Je ne sais pas exactement comment cela s'est passé pour ton Loup, mais j'ai pu constater hélas les limites de la solidarité et du soi-disant esprit de corps.

Maintenant, à tort ou à raison, j'ai quand même tendance à défendre mes collègues contre vents et marées, c'était vraiment l'expression d'un découragement profond mais passager.

Axel a dit…

Merci pour le sourire "Ex-prof" (tiens, justement, le ex- ne convient pas du tout en ce qui te concerne : enseignante dans l'âme !)

Oh!91 a dit…

Je souscris à ce que dit Pakita : "C'est un métier fabuleux que la société d'aujourd'hui mène à sa dérive de toutes les manières possibles !
Un gâchis de plus... hélas."
Je ne suis pas prof, en ai dans mes amis, assiste souvent, par mes activités professionnelles, à la démission morale, ou sociale, de la plupart, mais reste admiratif devant ceux qui continuent à faire passer leur vocation devant leur carrière ou leur tranquilité.
N'es-tu pas la preuve vivante qu'on peut être prof et rester humble ? L'essentiel, prof ou pas, c'est de rester toujours, et toujours, en résistance...
(et merci pour le clin d'oeil : les titres, c'est comme l'affection, ce n'est bon que quand on les partage)

Axel a dit…

@ Oh!91 - J'en rougis...

"en résistance", oui, c'est plus important que jamais.
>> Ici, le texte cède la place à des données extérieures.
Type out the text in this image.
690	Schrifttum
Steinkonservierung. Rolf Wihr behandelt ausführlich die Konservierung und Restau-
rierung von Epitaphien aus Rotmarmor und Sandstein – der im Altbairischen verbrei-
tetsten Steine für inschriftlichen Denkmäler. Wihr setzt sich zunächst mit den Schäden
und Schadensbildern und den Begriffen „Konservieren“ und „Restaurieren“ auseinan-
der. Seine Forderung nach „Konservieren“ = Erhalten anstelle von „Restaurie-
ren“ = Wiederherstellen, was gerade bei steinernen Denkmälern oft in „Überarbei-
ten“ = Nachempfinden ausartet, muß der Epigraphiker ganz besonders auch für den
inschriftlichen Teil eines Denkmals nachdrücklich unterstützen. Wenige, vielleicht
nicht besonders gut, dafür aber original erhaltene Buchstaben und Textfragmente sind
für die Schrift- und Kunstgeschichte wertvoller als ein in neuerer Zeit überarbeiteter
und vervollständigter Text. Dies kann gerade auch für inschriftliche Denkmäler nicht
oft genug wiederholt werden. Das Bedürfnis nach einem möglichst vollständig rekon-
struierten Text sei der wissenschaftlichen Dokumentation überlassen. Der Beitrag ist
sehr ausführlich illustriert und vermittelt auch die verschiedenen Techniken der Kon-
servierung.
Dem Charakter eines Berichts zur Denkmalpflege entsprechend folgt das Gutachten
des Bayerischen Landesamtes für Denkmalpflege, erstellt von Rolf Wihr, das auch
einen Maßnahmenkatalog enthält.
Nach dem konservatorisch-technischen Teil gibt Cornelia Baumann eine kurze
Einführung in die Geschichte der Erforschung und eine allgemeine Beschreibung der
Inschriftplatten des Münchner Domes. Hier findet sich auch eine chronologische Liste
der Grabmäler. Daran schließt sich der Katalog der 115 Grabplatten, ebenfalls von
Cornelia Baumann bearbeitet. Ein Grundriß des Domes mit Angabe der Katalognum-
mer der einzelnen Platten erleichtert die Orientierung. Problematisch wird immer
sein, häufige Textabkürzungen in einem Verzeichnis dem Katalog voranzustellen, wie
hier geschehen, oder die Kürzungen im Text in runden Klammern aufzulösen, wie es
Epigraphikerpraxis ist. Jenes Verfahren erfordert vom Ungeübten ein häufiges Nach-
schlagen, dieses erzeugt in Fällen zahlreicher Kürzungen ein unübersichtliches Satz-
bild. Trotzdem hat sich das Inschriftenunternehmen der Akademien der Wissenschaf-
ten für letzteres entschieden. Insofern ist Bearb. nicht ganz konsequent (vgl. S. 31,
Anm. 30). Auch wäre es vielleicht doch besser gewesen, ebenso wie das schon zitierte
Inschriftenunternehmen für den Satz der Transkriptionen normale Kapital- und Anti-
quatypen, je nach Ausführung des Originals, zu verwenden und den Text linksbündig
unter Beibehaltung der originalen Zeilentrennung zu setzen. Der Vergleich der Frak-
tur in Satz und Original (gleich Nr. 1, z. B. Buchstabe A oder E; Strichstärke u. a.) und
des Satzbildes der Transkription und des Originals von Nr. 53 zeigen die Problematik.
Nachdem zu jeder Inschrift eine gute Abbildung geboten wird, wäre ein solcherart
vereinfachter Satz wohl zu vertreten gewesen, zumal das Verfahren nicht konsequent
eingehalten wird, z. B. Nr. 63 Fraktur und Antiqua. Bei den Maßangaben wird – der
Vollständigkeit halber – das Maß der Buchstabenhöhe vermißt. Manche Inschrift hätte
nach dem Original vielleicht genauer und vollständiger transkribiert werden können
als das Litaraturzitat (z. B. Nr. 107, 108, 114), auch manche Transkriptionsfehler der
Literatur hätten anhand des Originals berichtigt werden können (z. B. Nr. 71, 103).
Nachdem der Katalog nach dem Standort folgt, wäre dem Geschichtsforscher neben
Mais je continue à rêver d'un monde où l'essentiel pour chacun serait de se construire harmonieusement.

Ed a dit…

L'homophobie, comme le sexisme, et autres préjugés ordinaires, on y est confronté tous les jours dans les media, chez le boulanger, dans la bouche de nos élèves, dans nos familles, ça échappe à des gens qui nous paraissaient pourtant "bien", mais c'est comme ça. Il y a longtemps que je n'ai pas d'espoir de changer cela. Je suis sûr que même certains auteurs ou personnalités que nous connaissons sous un jour plus glorieux, laissent échapper des petites horreurs s'ils mangent à la cantine, ou n'interviennent pas à chaque fois pour arrêter la personne qui en dit. On ne peut pas être zorro tout le temps !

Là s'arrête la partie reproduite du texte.